Let's be honest: Native software on the Mac desktop is dying. Software means more and more Software a a Service (SaaS), Feedbin is a great example in the RSS space. On mobile plattforms, native software is important, however, it mostly serves as a bridge to SaaS (and social media). I am already happy that Reeder has not been fully abondoned yet on iOS …

I love Elfeed, however I’m an Emacs user and I suppose not all will find it as useful as I.

I agree with regard to the comments about Reeder. I’ve emailed the developer at least three times over the last 4 years and never received a reply or acknowledgement about the bugs I was reporting. And years (and several releases) later, those bugs are still present. At this point, I’d put it in the abanonware pile.
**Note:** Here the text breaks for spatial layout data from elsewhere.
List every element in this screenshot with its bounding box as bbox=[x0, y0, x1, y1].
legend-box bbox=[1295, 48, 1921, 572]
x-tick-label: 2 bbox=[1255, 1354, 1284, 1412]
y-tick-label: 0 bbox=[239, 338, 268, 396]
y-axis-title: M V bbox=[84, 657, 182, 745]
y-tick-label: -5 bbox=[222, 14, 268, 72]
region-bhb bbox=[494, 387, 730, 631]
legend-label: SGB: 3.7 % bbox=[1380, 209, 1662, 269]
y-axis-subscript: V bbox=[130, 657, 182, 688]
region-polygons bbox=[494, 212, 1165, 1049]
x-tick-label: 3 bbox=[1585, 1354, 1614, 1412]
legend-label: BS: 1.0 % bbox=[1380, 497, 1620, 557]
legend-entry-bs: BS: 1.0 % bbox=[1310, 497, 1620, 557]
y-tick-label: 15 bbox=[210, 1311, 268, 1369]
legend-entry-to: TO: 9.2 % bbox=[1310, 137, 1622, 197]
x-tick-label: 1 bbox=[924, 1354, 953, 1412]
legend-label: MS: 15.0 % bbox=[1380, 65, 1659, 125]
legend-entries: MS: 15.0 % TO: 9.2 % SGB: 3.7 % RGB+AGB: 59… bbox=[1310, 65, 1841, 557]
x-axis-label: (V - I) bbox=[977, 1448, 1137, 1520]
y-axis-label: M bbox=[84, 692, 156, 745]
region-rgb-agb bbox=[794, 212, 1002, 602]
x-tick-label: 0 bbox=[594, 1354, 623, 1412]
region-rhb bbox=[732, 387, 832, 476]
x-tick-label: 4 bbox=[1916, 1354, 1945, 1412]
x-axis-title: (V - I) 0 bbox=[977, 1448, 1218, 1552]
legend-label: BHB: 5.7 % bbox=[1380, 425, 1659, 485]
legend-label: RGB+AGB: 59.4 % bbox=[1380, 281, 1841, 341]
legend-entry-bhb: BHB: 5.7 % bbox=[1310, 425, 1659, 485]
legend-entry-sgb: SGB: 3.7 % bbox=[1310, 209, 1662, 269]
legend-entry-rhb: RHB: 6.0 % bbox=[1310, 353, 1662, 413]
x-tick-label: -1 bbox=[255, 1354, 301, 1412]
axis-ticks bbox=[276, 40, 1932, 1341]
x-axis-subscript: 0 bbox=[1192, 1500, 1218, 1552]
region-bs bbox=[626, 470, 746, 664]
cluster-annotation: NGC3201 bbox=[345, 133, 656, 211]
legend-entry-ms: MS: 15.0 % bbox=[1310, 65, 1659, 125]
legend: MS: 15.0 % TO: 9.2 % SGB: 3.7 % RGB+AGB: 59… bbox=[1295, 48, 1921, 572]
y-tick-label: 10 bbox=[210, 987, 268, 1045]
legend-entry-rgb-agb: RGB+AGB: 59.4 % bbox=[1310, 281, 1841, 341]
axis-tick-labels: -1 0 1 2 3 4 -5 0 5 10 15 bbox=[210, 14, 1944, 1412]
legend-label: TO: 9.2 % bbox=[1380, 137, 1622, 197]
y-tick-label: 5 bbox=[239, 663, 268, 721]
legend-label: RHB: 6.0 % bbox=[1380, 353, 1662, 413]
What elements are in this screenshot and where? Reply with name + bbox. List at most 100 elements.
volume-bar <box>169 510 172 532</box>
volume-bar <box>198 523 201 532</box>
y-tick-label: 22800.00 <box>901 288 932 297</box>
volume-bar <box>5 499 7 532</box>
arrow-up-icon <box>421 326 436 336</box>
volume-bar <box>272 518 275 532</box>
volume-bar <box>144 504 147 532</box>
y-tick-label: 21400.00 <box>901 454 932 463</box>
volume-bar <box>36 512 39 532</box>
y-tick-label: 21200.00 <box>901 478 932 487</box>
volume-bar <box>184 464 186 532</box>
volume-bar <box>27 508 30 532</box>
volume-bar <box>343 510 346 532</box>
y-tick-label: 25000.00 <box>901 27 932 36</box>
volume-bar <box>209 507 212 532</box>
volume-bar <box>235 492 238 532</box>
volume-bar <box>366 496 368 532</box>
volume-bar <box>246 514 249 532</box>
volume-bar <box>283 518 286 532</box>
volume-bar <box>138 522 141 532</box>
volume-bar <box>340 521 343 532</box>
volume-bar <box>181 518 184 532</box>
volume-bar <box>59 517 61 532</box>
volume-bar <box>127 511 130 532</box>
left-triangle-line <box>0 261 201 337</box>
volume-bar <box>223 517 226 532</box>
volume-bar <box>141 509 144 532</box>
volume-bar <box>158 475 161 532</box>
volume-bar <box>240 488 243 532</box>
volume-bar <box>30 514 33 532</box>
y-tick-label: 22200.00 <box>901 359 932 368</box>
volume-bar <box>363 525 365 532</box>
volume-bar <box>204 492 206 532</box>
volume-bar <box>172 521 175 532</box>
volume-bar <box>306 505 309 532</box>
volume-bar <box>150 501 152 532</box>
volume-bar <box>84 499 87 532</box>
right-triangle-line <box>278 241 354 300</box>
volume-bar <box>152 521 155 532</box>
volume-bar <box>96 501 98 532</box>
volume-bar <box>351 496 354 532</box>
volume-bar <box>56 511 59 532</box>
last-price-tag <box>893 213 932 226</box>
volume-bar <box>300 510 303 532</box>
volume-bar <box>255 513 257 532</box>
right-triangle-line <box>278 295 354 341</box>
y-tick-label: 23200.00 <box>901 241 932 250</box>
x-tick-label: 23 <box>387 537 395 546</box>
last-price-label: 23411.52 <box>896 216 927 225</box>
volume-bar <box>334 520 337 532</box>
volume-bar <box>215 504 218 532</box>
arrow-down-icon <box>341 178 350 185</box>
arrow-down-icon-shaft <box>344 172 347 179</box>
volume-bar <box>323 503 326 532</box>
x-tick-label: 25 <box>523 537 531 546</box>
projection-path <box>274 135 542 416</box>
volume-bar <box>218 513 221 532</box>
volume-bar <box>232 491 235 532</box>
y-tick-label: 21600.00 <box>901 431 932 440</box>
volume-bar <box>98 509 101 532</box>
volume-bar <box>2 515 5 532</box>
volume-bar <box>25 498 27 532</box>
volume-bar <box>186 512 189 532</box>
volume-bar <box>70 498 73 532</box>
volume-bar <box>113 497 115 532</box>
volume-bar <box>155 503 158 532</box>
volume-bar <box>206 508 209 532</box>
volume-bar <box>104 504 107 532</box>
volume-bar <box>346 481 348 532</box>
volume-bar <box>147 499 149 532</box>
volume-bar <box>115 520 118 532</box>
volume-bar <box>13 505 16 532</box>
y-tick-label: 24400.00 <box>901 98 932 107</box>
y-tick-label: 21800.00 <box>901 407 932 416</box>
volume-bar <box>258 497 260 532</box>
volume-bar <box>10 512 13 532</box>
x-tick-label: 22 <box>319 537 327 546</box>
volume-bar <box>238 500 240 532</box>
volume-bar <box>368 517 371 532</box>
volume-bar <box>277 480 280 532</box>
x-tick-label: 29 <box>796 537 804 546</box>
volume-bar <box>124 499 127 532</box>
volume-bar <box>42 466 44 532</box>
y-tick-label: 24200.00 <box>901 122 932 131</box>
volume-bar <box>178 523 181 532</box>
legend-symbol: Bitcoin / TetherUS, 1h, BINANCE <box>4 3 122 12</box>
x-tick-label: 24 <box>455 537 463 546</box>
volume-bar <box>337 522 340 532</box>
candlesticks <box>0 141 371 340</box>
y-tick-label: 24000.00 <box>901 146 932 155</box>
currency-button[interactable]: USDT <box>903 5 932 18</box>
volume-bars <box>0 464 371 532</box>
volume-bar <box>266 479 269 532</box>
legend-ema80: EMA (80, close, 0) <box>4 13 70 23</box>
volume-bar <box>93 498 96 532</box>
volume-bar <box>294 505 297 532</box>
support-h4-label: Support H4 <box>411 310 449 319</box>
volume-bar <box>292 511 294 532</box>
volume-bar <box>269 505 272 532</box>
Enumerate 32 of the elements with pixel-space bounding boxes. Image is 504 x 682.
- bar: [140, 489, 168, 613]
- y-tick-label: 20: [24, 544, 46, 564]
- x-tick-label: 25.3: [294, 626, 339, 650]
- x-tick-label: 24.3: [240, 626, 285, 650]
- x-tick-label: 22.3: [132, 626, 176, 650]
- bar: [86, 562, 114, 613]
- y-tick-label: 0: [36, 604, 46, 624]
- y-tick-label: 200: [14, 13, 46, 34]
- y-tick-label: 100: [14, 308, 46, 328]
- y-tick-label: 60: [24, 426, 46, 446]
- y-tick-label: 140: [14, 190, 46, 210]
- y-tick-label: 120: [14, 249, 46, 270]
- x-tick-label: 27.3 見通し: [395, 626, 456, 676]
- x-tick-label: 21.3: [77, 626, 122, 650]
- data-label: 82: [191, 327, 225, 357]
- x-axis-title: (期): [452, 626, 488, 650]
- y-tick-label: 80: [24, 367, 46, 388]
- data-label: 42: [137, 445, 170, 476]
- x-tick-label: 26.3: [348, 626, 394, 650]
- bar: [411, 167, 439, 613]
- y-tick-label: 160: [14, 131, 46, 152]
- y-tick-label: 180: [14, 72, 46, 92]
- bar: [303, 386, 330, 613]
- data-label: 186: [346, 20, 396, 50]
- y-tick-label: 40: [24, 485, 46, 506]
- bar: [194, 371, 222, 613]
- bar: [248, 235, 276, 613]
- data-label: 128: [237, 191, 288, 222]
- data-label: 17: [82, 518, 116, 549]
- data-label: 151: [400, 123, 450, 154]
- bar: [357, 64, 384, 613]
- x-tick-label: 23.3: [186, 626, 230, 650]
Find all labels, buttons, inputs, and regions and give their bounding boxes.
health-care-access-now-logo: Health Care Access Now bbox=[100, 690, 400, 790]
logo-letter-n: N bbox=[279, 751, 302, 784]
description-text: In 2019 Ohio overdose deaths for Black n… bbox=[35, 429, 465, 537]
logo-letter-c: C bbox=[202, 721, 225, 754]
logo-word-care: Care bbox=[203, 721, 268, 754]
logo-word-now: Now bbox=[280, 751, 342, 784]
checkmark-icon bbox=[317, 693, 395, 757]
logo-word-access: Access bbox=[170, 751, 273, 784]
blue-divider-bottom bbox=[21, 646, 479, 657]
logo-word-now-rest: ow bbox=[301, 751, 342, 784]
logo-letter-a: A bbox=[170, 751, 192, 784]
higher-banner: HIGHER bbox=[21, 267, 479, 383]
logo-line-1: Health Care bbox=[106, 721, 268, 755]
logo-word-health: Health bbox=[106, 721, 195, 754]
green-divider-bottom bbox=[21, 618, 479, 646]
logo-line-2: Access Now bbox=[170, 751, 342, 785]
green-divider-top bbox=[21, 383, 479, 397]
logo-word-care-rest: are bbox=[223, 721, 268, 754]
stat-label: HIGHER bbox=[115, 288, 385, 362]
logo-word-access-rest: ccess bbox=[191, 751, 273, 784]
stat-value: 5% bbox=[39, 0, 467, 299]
I read RSS exclusively on iOS these days (the iPad is the most perfect device for this consumption, IMO), and I can vouch that News Explorer is very, very good. And I'm very, very picky when it comes to feedreaders, going way back to NetNewsWire on the Mac at the dawn of RSS. I don't believe News Explorer supports Fever API. But a critical thing to note is News Explorer does not use any web aggregator services. It downloads direct to your device, and optionally will sync with other devices via iCloud. It's much faster than I expected. I dumped Feed Wrangler to go this route and no regrets so far. (Fever support would be cool, but Inman isn't selling/supporting that service any longer, so I wouldn't hold my breath—unless I missed some news on this front.)

@Brian Inman is not supporting Fever, but there are other services that use the Fever API.

Kind of disappointing that Reeder and Read Kit are the only real apps left standing and neither is exactly getting regular updates. I use both but in some ways the Blog marketplace never really recovered from the end of Google Reader and the rise of Facebook. As someone who hates Facebook I wish blogs would make a comeback.

While its true that Fever is no longer being sold, there is a healthy ecosystem surrounding it in the self-hosted aggregator sphere. Tt-rss offers support (via plugin) as do Miniflux, FreshRSS and others. These can then be accessed using ReadKit or Reeder, or using Unread or Reeder &c on ios. NewsExplorer looks nice, but as someone who's been burned continually by SaaS like NewsExplorer, that's not a path I'm going to tread again.

@daniel, @michael —
I see. I'd missed that. Cool.

@daniel —

News Explorer isn't SaaS. It's local software that downloads feeds direct to your device (optionally syncs them across devices with iCloud) for a one time fee of $5.